As part of our ongoing coverage of the social games and social media spaces, we are introducing a series of posts entitled “Imagine”. In these posts, we at Social Times will aggregate our creativity to come up with some interesting new experiences that are made possible by the latest in web, mobile and social technology. To kick it off, let’s look at the potential for people to use their iPhones as console controllers for bigger, richer games on their iPad.
First things first, this analysis wouldn’t be complete if I didn’t pay homage to EA Mobile and their fantastic work with Scrabble iPad. The game allows players to play a game of Scrabble and use their own iPhone as their personal view of their letter stack. A video shows how this works below, and it’s a treat.
As you can see in the game, these games are designed such that the iPads are talking to each other, and the iPhones are talking to the iPads as well. It’s really a fantastic, easy to pick up and play experience, and that’s what prompted our analysis. The idea of just whipping out your own device to play games against others on a propped up iPad is something that would be easily accessible to players (especially as the iPhones continue to gain traction and market share).

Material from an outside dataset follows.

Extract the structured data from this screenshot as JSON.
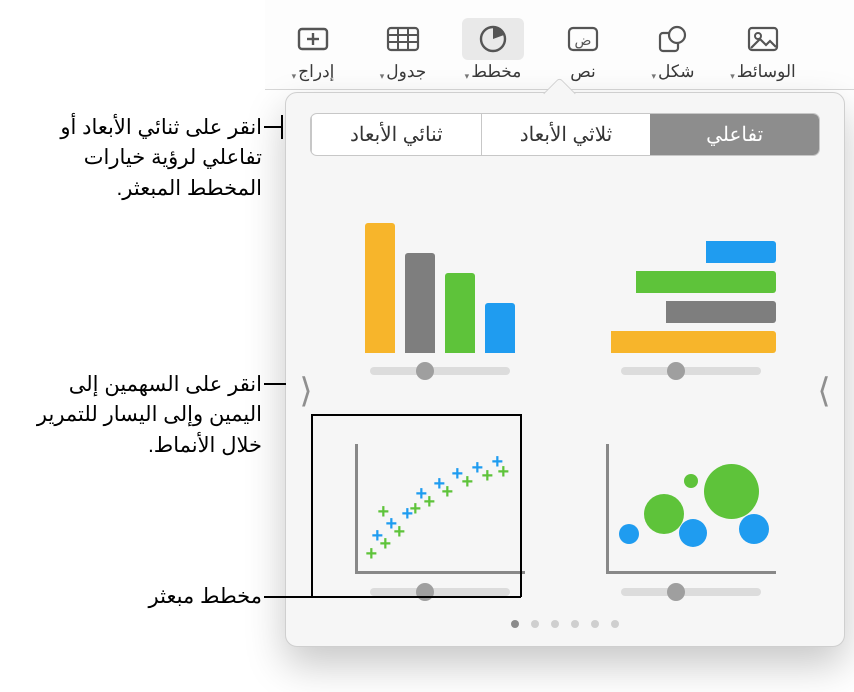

Imagine playing a game like Contra, Castle Crashers or Alien Hominid, where your iPad had the full game experience and your iPhone was just displaying an NES style controller. That’d mean you could easily sit back and play, and you could have four players join in like an arcade. Or think about a racing game, where each player is racing on their own device but the iPad is showing the overall map, allowing players to predict and more. Imagine that some of the power ups can be triggered through the iPhone, but then to use them the player has to make a swipe on the iPad. Think about a Mario Kart game, where you can trigger a small wave of water across the track, so players need to keep their eye on the world map to make their move.
This may be difficult on a small screen, you may be thinking, and you’re right. Ideally, the iPad would have some sort of ability to export it’s image to a larger screen, especially as we get more web enabled TVs, but that’s for another post, and another entry in the Imagine series.